As we all know now, it didn’t quite pan out that way. Vaping as a category promptly flatlined and looked like it was set to be another one of those fads. Like energy shots. Anyone remember them? But then along came disposables and, with the help of Elf Bar in particular, the category did indeed go stratospheric. There are stores that see a full 30% of their entire turnover come through vaping now. There are, however, problems ahead.
Single-use vaping products were always going to attract the attention of the Scottish Government. At the recent SGF conference it was revealed that around 15 million disposables are sold a week in the UK. And that’s only the legit ones. So you can probably triple that number. While the Scottish Government has already committed to dealing with the problem in its own inimitable way, it turns out that to ban single use vapes in Scotland it would need another one of those pesky Internal Market exemptions. You know the ones. The ones that stopped DRS happening. Those ones.

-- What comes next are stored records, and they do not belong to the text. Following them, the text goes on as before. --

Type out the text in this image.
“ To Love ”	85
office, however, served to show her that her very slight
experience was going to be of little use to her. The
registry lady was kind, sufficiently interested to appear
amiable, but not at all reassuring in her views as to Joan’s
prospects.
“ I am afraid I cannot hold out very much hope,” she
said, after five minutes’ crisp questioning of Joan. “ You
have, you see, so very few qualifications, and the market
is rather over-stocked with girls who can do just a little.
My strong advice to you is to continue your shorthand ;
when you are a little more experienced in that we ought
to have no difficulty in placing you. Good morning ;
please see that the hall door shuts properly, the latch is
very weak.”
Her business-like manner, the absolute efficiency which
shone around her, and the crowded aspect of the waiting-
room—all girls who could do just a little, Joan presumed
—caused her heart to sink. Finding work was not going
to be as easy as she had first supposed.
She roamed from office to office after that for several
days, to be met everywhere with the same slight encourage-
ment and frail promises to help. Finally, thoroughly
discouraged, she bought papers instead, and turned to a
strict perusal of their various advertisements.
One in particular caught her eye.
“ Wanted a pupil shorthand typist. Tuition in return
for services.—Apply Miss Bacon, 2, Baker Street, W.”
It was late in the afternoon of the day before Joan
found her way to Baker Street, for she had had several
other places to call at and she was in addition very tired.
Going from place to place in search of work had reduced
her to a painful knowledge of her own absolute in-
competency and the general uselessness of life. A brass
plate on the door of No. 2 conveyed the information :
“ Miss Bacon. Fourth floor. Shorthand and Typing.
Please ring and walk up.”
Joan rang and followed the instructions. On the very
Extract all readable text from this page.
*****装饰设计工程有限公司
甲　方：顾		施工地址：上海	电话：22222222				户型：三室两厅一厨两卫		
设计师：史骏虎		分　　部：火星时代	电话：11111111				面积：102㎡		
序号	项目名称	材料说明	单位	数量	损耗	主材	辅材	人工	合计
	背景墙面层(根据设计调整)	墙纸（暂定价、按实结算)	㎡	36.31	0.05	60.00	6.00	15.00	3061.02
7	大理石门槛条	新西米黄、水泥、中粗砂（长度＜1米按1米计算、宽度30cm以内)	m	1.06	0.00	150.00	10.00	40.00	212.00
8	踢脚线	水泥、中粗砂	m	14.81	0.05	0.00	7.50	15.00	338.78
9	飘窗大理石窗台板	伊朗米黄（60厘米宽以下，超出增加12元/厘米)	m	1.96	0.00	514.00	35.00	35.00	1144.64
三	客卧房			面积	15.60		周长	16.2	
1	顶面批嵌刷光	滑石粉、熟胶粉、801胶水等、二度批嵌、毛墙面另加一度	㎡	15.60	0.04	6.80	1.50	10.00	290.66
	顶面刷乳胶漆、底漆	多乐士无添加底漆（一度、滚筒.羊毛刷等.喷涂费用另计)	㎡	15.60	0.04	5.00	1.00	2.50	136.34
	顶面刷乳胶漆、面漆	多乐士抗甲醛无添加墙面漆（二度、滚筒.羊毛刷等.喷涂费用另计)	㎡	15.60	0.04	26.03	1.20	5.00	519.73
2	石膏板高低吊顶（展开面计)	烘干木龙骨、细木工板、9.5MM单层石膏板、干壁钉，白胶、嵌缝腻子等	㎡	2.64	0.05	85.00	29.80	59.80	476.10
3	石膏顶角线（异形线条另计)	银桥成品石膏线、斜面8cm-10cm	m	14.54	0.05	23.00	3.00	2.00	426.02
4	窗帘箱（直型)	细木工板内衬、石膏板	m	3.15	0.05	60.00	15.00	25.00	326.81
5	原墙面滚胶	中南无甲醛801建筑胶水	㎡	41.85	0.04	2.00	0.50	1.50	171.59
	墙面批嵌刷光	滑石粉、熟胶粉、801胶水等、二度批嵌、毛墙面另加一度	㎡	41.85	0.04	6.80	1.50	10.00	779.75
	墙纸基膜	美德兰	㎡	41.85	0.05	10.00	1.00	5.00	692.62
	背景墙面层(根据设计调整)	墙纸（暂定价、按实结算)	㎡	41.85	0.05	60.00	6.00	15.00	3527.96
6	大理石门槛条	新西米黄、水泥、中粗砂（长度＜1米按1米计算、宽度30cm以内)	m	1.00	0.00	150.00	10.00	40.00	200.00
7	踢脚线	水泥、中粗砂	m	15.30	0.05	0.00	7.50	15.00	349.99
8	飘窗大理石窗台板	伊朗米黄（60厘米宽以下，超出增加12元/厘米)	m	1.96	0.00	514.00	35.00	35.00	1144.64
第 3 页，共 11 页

So the issue has become a UK issue, driven by the UK government, and a UK-wide public consultation was recently issued. The two key challenges are youth access and environmental impact. Youth access is relatively straightforward for us to tackle. Everyone applies a Challenge 25 policy. Job done, at least in the legitimate local retailing sector.
The bigger challenge is the environmental one. It’s a massively complex problem but it’s one that we need to address if we hope to demonstrate to the UK government that we take it seriously and are working towards a solution.
Time is not on our side but we need to give it a go, which is why SLR and SGF are working together to try to help our sector tackle these challenges head on and demonstrate loudly and clearly that we are doing our bit. It’s our only hope of avoiding a flat-out ban and, frankly, it’s a faint hope at best – but I would ask you all to join us on this journey for the good of our sector and the communities we serve.